Right now, the store's Indigogo campaign is offering a wide variety of pledge prizes for those who give, some of which include custom vinyl mixes (delivered in digital form) from Ron D Core himself. Having spent decades in the electronic scene as a hardcore DJ, the man once called himself "the West Coast Hardcore Pervert" is more than willing to create some danceable aural chaos that speaks directly to you. Click here to get a load of all the other items you can walk away with when you pledge.
Of course the Dr Freeclouds campaign also brings up a wider question of survival for indie/niche businesses, and perhaps media businesses. "Is the only path for survival through pledge drives, or being supported by a foundation, or even gasp, the public sector?" he asks.
In addition to the pledge drive, the store is also making sure you have some opportunities to come in and physically show your support in the coming weeks. On April 14, local label Bell Ringer Records is hosting it's third anniversary party at the shop, featuring a full line up of DJs, BBQ and music geekery from 12-6 p.m. Donations will be accepted and will go toward helping the store. They're also hosting their Record Store Day sale on April 20 from 11 a.m.-7 p.m., featuring over 100 new titles for this day covering rock, indie, metal, punk, drum-n-bass, IDM, funk, soul, psyche rock, dubstep, hip-hop, turntablism and ton of other stuff you cant find anywhere else.

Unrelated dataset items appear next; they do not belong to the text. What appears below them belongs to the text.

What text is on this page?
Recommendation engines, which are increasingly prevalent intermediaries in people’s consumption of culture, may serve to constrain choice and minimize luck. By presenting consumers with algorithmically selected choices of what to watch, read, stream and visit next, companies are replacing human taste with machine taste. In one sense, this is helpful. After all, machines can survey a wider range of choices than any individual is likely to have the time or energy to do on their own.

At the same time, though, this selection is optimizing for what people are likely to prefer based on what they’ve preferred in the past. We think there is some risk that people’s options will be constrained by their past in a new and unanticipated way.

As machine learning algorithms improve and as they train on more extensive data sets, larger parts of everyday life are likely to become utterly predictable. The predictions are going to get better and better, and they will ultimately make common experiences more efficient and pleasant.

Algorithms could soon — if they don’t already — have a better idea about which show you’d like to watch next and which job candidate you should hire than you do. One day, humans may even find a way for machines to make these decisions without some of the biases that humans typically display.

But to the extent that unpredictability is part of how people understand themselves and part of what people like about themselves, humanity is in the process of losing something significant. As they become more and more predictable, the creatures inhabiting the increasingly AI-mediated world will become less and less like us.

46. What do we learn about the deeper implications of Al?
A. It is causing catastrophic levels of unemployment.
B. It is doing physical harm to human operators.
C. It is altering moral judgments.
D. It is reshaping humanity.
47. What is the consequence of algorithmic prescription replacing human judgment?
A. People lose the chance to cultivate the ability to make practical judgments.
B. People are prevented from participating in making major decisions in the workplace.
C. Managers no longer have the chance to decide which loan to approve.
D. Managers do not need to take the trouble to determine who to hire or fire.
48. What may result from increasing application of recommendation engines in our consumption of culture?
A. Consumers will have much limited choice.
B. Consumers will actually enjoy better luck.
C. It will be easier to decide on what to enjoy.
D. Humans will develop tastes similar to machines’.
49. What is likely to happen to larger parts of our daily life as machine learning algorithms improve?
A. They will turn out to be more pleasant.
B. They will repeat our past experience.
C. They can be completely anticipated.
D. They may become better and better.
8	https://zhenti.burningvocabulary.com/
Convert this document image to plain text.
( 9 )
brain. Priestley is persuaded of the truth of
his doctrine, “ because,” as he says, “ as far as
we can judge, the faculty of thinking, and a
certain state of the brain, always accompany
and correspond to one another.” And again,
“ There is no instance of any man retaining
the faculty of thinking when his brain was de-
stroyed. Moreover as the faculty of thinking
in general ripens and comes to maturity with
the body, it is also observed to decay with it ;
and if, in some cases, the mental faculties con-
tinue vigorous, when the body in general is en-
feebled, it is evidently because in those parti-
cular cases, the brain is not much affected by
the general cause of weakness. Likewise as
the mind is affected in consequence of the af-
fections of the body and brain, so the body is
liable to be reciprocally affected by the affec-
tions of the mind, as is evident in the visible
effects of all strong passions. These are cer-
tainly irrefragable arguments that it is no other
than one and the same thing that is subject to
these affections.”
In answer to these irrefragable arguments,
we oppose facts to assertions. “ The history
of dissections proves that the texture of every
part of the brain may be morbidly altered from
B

For now, Dedmon is just focused on keeping the pledges rolling in and keeping Dr. Freeclouds as healthy as he can. "At this point we really feel we need to keep going," Dedmon says. "I'm super passionate about vinyl, playing music as a DJ as well. And a lot of our customers are our friends...there's just too much at stake for us to bail out. I wouldn't know what to do with myself if I bailed out."